Cette expression est d’ailleurs révélatrice de la mentalité de nos jours. En effet, les gens ont tellement besoin de rester dans leur habituel environnement de confort et de sécurité que le camping hors des camps organisés est devenu l’exception et qu’un vocable nouveau est devenu nécessaire pour qualifier l’exercice de ce qui fut pourtant l’activité initiale des randonneurs. D’où le néologisme de « camping sauvage ».

Cela me rappelle un peu l’histoire belge disant que, Outre-Quièvrain, on appelle « frites sauvages » les pommes de terre cuites d’une autre façon que dans la friture…

Il faut dire aussi que pour une part non négligeable de campeurs la recherche de la sécurité entre en ligne de compte. Que de fois n’ai-je pas entendu les bonnes gens me demander: « Alors, vous campez seul dans les bois ou la campagne!… Et vous n’avez pas peur? »

Cette remarque est bien caractéristique de la sécurité à outrance que la société moderne recherche de plus en plus.

Quant à moi, je pense que le risque de tomber sur un véritable malfaisant, qu’il s’agisse d’un voyou de banlieue ou d’un « serial killer », est réellement assez faible. Et ceci d’autant plus que, je l’ai dit, mes camps sont de courtes durées: arrivé le soir, je repars le matin. Il faudrait donc une réelle malchance pour que je sois repéré par quelqu’un qui me veuille du mal…

Je citerai cependant pour mémoire trois petites histoires où j’ai été inquiet au cours de nuits passées sous la tente.

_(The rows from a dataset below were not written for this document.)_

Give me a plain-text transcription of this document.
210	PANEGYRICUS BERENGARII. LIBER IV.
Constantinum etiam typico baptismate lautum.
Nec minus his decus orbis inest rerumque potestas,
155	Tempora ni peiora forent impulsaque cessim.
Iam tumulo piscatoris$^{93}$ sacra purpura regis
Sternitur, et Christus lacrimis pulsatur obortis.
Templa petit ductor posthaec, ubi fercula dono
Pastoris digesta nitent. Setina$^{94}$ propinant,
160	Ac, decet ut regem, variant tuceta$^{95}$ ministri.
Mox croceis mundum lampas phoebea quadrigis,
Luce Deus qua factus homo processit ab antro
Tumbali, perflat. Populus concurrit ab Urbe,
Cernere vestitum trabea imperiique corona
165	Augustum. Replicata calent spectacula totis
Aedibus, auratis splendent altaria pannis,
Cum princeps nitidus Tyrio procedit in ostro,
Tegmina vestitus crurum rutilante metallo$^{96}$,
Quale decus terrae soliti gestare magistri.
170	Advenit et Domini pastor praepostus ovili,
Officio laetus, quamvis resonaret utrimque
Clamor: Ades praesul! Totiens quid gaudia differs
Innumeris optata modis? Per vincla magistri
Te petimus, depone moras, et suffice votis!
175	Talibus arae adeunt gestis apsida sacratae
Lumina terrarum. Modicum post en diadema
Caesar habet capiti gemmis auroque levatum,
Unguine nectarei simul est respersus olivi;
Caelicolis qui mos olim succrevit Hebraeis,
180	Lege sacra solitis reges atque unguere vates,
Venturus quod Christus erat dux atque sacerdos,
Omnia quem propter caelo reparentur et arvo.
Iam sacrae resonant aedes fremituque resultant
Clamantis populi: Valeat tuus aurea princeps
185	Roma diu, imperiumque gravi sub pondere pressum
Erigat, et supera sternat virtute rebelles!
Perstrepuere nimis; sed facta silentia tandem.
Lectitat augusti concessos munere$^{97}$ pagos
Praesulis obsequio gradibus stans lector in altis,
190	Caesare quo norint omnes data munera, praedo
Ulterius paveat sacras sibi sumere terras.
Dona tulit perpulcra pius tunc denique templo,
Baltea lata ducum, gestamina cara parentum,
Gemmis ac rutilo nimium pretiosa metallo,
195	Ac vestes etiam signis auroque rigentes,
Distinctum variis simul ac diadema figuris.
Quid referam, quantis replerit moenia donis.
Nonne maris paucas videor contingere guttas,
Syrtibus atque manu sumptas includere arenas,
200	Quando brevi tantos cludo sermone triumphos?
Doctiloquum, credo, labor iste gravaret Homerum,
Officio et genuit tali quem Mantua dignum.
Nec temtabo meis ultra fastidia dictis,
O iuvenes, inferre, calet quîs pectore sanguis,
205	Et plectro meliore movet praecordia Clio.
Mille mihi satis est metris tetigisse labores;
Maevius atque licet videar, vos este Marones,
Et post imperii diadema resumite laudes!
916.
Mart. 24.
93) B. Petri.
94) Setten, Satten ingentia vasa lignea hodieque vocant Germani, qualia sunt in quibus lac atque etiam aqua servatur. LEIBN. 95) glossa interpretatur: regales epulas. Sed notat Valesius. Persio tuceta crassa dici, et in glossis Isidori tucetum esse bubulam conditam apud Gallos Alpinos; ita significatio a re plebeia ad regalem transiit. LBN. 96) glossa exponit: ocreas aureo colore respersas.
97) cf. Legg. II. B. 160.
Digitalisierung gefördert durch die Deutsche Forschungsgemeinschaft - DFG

L’une de ces nuitées se déroulait dans la région des Trois Pignons, sorte d’annexe de la Forêt de Fontainebleau, qui est accessible aux militaires qui y viennent parfois pour s’y entraîner. Je fus réveillé par des coups de feu et des conciliabules nocturnes ayant lieu assez près de l’endroit où je campais: c’était des soldats qui jouaient à la petite guerre le temps d’un service en campagne de nuit. Ils assuraient aussi mal leur discrétion que leur activité de recherche de l’ennemi, car je restai inconnu pour eux!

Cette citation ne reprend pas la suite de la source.